Al salir, encontraron a un hombre de Cirene que se llamaba Simón y lo obligaron a llevar la cruz. Llegaron a un lugar llamado Gólgota, que significa «Lugar de la Calavera». Allí dieron a Jesús vino mezclado con hiel; pero después de probarlo, se negó a beberlo. Lo crucificaron y repartieron su ropa, echando suertes. Y se sentaron a vigilarlo. Encima de su cabeza pusieron por escrito la causa de su condena:
ESTE ES JESúS, EL REY DE LOS JUDíOS.
Con él crucificaron a dos bandidos, uno a su derecha y otro a su izquierda. Los que pasaban meneaban la cabeza y blasfemaban contra él:
—Tú que destruyes el Templo y en tres días lo reconstruyes, ¡sálvate a ti mismo! Si eres el Hijo de Dios, ¡baja de la cruz!
De la misma manera, se burlaban de él los jefes de los sacerdotes, junto con los maestros de la Ley y los líderes religiosos.
—Salvó a otros —decían—, ¡pero no puede salvarse a sí mismo! ¡Y es el rey de Israel! Que baje ahora de la cruz y así creeremos en él. Él confía en Dios; pues que lo libre Dios ahora, si de veras lo quiere. ¿Acaso no dijo: “Yo soy el Hijo de Dios”?
Así también lo insultaban los bandidos que estaban crucificados con él.
Desde el mediodía y hasta las tres de la tarde toda la tierra quedó en oscuridad. Como a las tres de la tarde, Jesús gritó con fuerza:
— Elí, Elí, ¿lema sabactani? —que significa “Dios mío, Dios mío, ¿por qué me has abandonado?”.
Cuando lo oyeron, algunos de los que estaban allí dijeron:
—Está llamando a Elías.
Al instante uno de ellos corrió en busca de una esponja. La empapó en vinagre, la puso en una vara y se la ofreció a Jesús para que bebiera. Los demás decían:
—Déjalo, a ver si viene Elías a salvarlo.

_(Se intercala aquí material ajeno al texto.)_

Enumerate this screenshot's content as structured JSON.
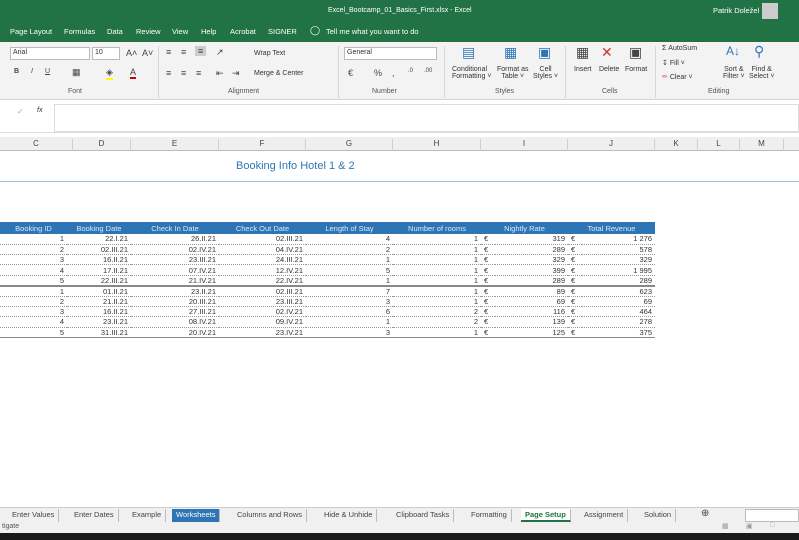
{
  "window": {
    "title": "Excel_Bootcamp_01_Basics_First.xlsx  -  Excel",
    "user": "Patrik Doležel"
  },
  "ribbon_tabs": [
    "Page Layout",
    "Formulas",
    "Data",
    "Review",
    "View",
    "Help",
    "Acrobat",
    "SIGNER"
  ],
  "tell_me": "Tell me what you want to do",
  "font": {
    "name": "Arial",
    "size": "10",
    "group": "Font"
  },
  "alignment": {
    "wrap": "Wrap Text",
    "merge": "Merge & Center",
    "group": "Alignment"
  },
  "number": {
    "format": "General",
    "group": "Number"
  },
  "styles": {
    "conditional": [
      "Conditional",
      "Formatting ˅"
    ],
    "format_table": [
      "Format as",
      "Table ˅"
    ],
    "cell_styles": [
      "Cell",
      "Styles ˅"
    ],
    "group": "Styles"
  },
  "cells": {
    "insert": "Insert",
    "delete": "Delete",
    "format": "Format",
    "group": "Cells"
  },
  "editing": {
    "autosum": "AutoSum",
    "fill": "Fill ˅",
    "clear": "Clear ˅",
    "sort": [
      "Sort &",
      "Filter ˅"
    ],
    "find": [
      "Find &",
      "Select ˅"
    ],
    "group": "Editing"
  },
  "formula_bar": {
    "fx": "fx",
    "value": ""
  },
  "columns": [
    "C",
    "D",
    "E",
    "F",
    "G",
    "H",
    "I",
    "J",
    "K",
    "L",
    "M"
  ],
  "sheet_title": "Booking Info Hotel 1 & 2",
  "table": {
    "headers": [
      "Booking ID",
      "Booking Date",
      "Check In Date",
      "Check Out Date",
      "Length of Stay",
      "Number of rooms",
      "Nightly Rate",
      "Total Revenue"
    ],
    "currency": "€",
    "rows": [
      [
        "1",
        "22.I.21",
        "26.II.21",
        "02.III.21",
        "4",
        "1",
        "319",
        "1 276"
      ],
      [
        "2",
        "02.III.21",
        "02.IV.21",
        "04.IV.21",
        "2",
        "1",
        "289",
        "578"
      ],
      [
        "3",
        "16.II.21",
        "23.III.21",
        "24.III.21",
        "1",
        "1",
        "329",
        "329"
      ],
      [
        "4",
        "17.II.21",
        "07.IV.21",
        "12.IV.21",
        "5",
        "1",
        "399",
        "1 995"
      ],
      [
        "5",
        "22.III.21",
        "21.IV.21",
        "22.IV.21",
        "1",
        "1",
        "289",
        "289"
      ],
      [
        "1",
        "01.II.21",
        "23.II.21",
        "02.III.21",
        "7",
        "1",
        "89",
        "623"
      ],
      [
        "2",
        "21.II.21",
        "20.III.21",
        "23.III.21",
        "3",
        "1",
        "69",
        "69"
      ],
      [
        "3",
        "16.II.21",
        "27.III.21",
        "02.IV.21",
        "6",
        "2",
        "116",
        "464"
      ],
      [
        "4",
        "23.II.21",
        "08.IV.21",
        "09.IV.21",
        "1",
        "2",
        "139",
        "278"
      ],
      [
        "5",
        "31.III.21",
        "20.IV.21",
        "23.IV.21",
        "3",
        "1",
        "125",
        "375"
      ]
    ]
  },
  "sheet_tabs": [
    "Enter Values",
    "Enter Dates",
    "Example",
    "Worksheets",
    "Columns and Rows",
    "Hide & Unhide",
    "Clipboard Tasks",
    "Formatting",
    "Page Setup",
    "Assignment",
    "Solution"
  ],
  "selected_tab": "Worksheets",
  "active_tab": "Page Setup",
  "status": "tigate",
  "colors": {
    "excel_green": "#217346",
    "header_blue": "#2e75b6"
  }
}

Entonces Jesús volvió a gritar con fuerza y entregó su espíritu.
En ese momento, la cortina del santuario del Templo se rasgó en dos, de arriba a abajo. La tierra tembló y se partieron las rocas. Se abrieron los sepulcros y muchos creyentes que habían muerto resucitaron. Salieron de los sepulcros y, después de la resurrección de Jesús, entraron en la ciudad santa y se aparecieron a muchos.
Cuando el centurión y los que con él estaban custodiando a Jesús vieron el terremoto y todo lo que había sucedido, quedaron aterrados y exclamaron:
—¡Verdaderamente este era el Hijo de Dios!
Estaban allí, mirando desde lejos, muchas mujeres que habían seguido a Jesús desde Galilea para servirle. Entre ellas se encontraban María Magdalena, María la madre de Santiago y de José, y también la madre de los hijos de Zebedeo.